The whaling issue surfaced in mid-1982 when the International Whaling Commission, meeting at the British seaside resort of Brighton, voted 25 to 7 for a worldwide moratorium on all commercial whale hunting, to begin in 1986. A ban on hunting sperm whales, to begin this season, also was voted as a first step toward the worldwide ban. The IWC representatives bowed to considerable pressure from conservationists, who made the world's dwindling whale population a No. 1 environmental priority. But the IWC vote came without the support of the commission's own scientific committee, and over the opposition of key whaling nations such as Japan and the Soviet Union. Their cooperation would be needed to make any moratorium effective.
Four months later, Japanese officials filed their formal objection to the ban. Under the rules of the IWC, created by a 1946 convention to regulate international whaling, any country can effectively exempt itself from a commission ruling simply by filing a formal legal objection.
The issue came to a head two weeks ago when Japanese whalers began the new sperm hunting season -- exempt from the IWC ban because of Japan's legal objection, but still subject to the mandatory U.S. sanctions under the Packwood-Magnuson amendment.
The administration hoped to avoid hitting Japan suddenly with tough sanctions. But a consortium of environmental and animal welfare groups, represented by Rogers, filed suit in U.S. District Court here seeking to force Baldrige to apply the sanctions.
So rushed were the talks over the final weekend that the United States announced the settlement before the Japanese negotiators had a chance to take it back to Tokyo.
On Tuesday, the Commerce Department announced an "agreement to end Japanese whaling." Baldrige said the Japanese would withdraw their formal objections to the IWC sperm whaling ban by mid-December and to the overall whaling ban by April of next year. In exchange, Baldrige said, the Japanese could continue to hunt sperm whales for two more years and the United States would not impose sanctions. But the ink was barely dry on the Commerce Department press release when the Japanese denied there was any agreement. While accepting the pact to end sperm whaling, a Japanese diplomat here said the overall whaling ban was not discussed, and that Japanese delegates had no authority to negotiate a general whaling ban.
Publicly, the administration insisted there is an agreement. "What is going on is that there has been an exchange of letters, so in that sense there is an agreement," said Robert McManus, general counsel of the National Oceanic and Atmospheric Administration, which handled most of the talks. "Secretary Baldrige has made clear that there won't be any further negotiations."
McManus said the agreement "is binding, in the sense that if they don't do it, they're subject to certification" and sanctions.
But administration officials privately dismissed the Japanese complaints as aimed at audiences in Tokyo. "I think the Japanese are very nervous about protecting their flank for domestic public opinion," said one official. "But they don't have an awful lot of bargaining power."
The whaling dispute, with the threat of sanctions, comes at a particularly tense time in U.S.-Japanese relations.

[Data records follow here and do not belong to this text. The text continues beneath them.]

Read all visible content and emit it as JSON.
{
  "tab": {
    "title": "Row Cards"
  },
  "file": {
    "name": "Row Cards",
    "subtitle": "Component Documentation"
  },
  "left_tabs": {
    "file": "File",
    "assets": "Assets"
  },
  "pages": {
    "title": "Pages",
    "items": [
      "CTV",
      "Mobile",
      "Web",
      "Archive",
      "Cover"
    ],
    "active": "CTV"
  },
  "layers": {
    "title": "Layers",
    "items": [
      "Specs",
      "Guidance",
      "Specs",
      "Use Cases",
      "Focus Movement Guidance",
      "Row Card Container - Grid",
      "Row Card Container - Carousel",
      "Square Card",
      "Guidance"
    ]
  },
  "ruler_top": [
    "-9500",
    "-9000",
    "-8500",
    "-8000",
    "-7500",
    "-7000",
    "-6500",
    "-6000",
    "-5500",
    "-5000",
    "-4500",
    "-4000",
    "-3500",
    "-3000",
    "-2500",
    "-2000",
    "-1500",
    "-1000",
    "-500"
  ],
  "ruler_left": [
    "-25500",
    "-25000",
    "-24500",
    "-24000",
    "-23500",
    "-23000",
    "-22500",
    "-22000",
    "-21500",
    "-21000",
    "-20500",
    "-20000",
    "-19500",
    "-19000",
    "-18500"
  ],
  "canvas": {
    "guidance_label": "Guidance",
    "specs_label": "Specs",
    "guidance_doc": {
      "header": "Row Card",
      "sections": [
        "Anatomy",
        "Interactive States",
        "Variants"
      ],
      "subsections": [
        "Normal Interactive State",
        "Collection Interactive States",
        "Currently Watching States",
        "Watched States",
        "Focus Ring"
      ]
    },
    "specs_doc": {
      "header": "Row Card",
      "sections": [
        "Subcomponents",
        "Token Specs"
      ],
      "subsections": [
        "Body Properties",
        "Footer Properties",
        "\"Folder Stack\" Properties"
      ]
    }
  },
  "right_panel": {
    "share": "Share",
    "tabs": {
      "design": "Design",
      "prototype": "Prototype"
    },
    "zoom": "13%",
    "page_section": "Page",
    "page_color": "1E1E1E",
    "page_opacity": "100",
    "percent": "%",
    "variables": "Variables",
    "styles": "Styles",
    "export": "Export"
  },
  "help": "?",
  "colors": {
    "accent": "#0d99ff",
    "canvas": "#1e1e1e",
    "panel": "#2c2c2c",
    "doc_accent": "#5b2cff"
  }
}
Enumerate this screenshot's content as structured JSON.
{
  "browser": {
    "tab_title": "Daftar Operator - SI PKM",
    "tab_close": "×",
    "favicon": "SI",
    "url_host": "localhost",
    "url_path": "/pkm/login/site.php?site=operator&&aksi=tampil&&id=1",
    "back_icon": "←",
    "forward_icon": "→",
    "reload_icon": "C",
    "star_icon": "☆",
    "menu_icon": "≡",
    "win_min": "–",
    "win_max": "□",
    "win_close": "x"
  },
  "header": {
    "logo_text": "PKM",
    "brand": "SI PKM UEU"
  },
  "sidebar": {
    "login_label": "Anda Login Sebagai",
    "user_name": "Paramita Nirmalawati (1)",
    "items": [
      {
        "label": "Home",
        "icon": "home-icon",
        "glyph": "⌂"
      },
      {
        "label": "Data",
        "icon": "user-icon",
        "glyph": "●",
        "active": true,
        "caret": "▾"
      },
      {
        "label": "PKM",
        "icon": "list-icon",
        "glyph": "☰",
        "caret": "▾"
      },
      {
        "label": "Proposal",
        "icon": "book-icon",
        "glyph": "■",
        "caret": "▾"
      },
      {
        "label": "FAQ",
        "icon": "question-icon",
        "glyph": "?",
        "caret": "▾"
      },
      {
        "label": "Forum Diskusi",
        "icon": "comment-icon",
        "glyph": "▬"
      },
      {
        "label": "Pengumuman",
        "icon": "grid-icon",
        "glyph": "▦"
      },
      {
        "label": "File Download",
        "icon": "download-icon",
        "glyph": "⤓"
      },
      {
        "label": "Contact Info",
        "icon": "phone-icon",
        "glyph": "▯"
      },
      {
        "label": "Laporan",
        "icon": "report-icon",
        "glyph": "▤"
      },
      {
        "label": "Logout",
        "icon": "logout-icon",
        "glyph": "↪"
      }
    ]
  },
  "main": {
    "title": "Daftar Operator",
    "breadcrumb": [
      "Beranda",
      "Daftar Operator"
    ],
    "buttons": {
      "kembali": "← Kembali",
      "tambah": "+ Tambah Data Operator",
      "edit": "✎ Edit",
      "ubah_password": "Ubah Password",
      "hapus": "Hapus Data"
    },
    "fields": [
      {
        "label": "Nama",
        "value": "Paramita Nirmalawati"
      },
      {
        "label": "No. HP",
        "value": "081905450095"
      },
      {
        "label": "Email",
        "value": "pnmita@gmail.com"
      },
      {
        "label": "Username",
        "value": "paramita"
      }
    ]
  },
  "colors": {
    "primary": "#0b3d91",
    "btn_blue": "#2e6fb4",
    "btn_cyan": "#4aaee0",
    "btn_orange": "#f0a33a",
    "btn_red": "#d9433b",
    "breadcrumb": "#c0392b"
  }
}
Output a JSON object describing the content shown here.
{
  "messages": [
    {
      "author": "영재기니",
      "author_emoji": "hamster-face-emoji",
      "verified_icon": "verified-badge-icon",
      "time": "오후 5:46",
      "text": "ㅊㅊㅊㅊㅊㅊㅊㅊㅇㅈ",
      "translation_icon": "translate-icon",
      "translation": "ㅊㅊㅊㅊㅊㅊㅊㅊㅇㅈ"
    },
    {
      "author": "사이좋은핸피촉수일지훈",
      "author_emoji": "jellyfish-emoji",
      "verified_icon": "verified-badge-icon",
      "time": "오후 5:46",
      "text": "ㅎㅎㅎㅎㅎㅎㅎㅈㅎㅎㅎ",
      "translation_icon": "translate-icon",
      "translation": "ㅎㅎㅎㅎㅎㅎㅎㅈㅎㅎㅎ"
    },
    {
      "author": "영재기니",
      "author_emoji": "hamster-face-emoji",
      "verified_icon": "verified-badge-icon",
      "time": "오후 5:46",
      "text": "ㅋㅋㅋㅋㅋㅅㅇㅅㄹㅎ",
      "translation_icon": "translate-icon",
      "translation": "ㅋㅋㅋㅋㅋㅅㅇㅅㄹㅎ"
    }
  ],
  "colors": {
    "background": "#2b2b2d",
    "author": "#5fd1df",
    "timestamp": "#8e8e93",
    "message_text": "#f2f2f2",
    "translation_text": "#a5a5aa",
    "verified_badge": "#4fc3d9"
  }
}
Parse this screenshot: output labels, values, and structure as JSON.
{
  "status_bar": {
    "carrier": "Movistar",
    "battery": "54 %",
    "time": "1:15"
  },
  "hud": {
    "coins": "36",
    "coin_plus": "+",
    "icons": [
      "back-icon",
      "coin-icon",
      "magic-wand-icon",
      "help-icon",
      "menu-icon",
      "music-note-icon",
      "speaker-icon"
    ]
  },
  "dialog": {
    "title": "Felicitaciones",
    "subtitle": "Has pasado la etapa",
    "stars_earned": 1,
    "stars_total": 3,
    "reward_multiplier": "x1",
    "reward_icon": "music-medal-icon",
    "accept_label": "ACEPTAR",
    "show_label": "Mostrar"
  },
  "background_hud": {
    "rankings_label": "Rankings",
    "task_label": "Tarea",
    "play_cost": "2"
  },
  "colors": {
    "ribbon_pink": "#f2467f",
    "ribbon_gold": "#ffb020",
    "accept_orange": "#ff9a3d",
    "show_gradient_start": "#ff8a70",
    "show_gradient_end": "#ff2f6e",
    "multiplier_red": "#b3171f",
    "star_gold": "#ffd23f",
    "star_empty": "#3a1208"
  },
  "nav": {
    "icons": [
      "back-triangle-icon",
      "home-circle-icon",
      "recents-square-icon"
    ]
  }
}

High-level Japanese diplomats here have talked openly about the possibility of heightened trade friction with the United States.
These Japanese officials said they fear that a newly reelected Reagan administration, facing a trade deficit this year of $130 billion -- $31 billion of it with Japan alone -- may be forced into new protectionist measures on a range of goods from steel to automobiles to telecommunications equipment.
Craig Van Note, executive president of the Monitor conservationist group, accused the Reagan administration of engaging in deliberate deceit by announcing an agreement prematurely.
"What they are trying to do is delay the crunch," he said. "They are putting off a greater conflict until next year. Maybe they hope to get the Packwood-Magnuson agreement gutted on the Hill."